Ciononostante il pesce rimane un elemento principe della cucina in generale. Molti
ristoranti spesso per crearsi maggior credito sono soliti riportare sull’insegna:
“specialità pesce”. Non sempre risponde a verità perché due sono gli elementi
fondamentali: il prodotto deve essere fresco e bisogna saperlo cucinare.
Per cucinarlo ci vuole una certa padronanza intorno ai fornelli: va cucinato quando è
fresco. Diventa importante il “fornitore” che deve essere allo stesso tempo un amico
ed un consigliere: amico perché deve suggerire il prodotto fresco e consigliere
perché deve dare, per il piatto che si intende cucinare, quello più adatto. Purtroppo
gli italiani che “sanno” e che si ritengono i depositari delle verità assolute in cucina
sono convinti di essere degli intenditori e pretendono pesci che non ci sono nei nostri
mari. Un esempio per tutti: gamberoni e gamberi. I mari che circondano l’Italia non
sono l’habitat naturale per questo tipo di pesce. Il 99% di quello che troviamo sui
banchi dei mercati proviene da altri mari. Al mercato del pesce di Chioggia, uno dei
più importanti d’Italia, osservavo compiaciuto un pescatore che stava sistemando una
montagna di gamberoni: Da dove vengono? prende uno scatolone e legge: Cile.
Nulla contro i pesci surgelati ma è importante comprare pesci che vivono nei nostri
mari. Un’aragosta pescata in Sardegna è ben diversa da una pescata nei Caraibi.
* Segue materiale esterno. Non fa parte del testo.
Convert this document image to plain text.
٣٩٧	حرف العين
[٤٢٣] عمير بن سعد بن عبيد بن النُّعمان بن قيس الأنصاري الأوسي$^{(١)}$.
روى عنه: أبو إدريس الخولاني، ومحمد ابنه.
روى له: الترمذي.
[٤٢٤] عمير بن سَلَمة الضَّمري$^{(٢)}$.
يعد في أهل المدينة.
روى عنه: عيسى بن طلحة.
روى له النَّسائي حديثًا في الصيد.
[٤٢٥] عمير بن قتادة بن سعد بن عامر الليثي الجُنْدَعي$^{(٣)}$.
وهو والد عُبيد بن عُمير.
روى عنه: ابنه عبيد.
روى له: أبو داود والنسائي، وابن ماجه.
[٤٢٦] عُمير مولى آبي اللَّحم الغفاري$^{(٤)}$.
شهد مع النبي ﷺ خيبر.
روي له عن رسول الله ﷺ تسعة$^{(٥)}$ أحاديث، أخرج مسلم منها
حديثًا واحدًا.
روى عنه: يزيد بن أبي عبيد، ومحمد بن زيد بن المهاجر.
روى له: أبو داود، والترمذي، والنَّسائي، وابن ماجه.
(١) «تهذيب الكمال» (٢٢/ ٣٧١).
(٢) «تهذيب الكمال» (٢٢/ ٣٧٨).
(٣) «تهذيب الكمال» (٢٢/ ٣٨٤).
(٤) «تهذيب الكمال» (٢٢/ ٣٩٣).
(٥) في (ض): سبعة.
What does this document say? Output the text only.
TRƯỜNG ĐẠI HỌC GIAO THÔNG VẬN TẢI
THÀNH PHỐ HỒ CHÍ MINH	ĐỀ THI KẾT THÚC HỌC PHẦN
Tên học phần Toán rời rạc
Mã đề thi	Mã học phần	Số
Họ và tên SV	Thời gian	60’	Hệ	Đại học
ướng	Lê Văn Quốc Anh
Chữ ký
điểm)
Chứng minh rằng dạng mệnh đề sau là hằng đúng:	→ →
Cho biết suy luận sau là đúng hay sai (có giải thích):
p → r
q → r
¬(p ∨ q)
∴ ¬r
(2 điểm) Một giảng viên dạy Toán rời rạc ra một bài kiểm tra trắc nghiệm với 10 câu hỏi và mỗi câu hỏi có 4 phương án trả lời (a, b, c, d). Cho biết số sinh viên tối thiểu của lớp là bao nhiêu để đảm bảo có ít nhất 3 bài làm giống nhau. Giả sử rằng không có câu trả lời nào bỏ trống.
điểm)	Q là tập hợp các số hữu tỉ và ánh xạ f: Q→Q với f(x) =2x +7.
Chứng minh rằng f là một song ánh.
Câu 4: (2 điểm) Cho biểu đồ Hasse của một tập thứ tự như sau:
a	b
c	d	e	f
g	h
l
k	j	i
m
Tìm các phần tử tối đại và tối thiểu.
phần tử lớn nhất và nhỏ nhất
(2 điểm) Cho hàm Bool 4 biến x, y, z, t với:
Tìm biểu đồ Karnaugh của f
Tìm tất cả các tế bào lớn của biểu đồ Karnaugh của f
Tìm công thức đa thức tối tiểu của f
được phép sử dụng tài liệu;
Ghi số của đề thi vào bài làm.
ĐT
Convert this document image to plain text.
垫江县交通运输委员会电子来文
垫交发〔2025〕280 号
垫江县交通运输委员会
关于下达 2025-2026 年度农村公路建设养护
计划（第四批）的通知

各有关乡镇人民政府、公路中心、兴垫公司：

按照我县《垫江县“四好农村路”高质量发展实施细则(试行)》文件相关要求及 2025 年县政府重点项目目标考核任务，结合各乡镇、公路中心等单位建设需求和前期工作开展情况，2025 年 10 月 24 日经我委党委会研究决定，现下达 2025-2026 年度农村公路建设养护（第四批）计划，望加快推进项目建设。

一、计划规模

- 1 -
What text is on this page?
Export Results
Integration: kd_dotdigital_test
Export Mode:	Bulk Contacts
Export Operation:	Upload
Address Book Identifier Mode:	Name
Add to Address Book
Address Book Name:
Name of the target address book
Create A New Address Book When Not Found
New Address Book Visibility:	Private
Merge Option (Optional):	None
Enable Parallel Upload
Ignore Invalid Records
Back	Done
Per i motivi sopra menzionati i nostri mari non forniscono più le grandi quantità di
pesce. Per soddisfare i mercati si ricorre a prodotti surgelati oppure alle
acquacolture. I prodotti delle acquacolture vanno benissimo ma bisogna tener conto
di un fatto: sono più grassi dei loro fratelli di mare. Questo perché vengono
alimentati e non debbono cercare il cibo. Ad un paese come l’Italia, dove ci si allarga
la bocca chiedendo un branzino/spigola, per soddisfare la richiesta i mari dovrebbero
essere talmente pieni di branzini/spigole da poterli pescare con le mani.
Una nota che spesso sfugge agli inconsapevoli è che tra un pesce pescato nel
mediterraneo ed uno in mare aperto (oceano) c’è una differenza di sapore. Questo è
dovuto alla diversità salinità dei mari. Tra il mediterraneo e l’atlantico o qualsiasi
altro oceano ci sono tre punti di differenza di salinità in più e questo, ovviamente, dà
un diverso sapore al pesce.
Spesso i nutrizionisti di fronte ai costi elevati dei pesci cosiddetti “pregiati”
suggeriscono il consumo di “pesce azzurro”. Questa denominazione non si riferisce
ad un gruppo scientificamente definito ma è una conseguenza commerciale per
indicare alcune varietà di pesci, generalmente di piccola pezzatura e di varia forma, il
cui costo
è ridotto per la grande quantità di pescato possibile.
Nei menu che troverete il pesce azzurro è presente in diversi proposte. Il vantaggio
principale è che il pesce azzurro non può essere allevato e che una volta pescato deve
essere cucinato entro le 24 ore successive. Qualche spiritoso dice che il pesce
azzurro fa parte della cucina povera mentre in realtà è un pesce molto apprezzato
dagli intenditori per le qualità nutrizionali, per la sua digeribilità e per il costo
contenuto.
Ecco le varietà di pesce azzurro presenti sui mercati italiani: sardina, alice or
acciuga, sgombro, aguglia, spratto o papalina, alaccia, lanzardo, costardella,
suro o sugarello.
Basta provare per verificare la differenza.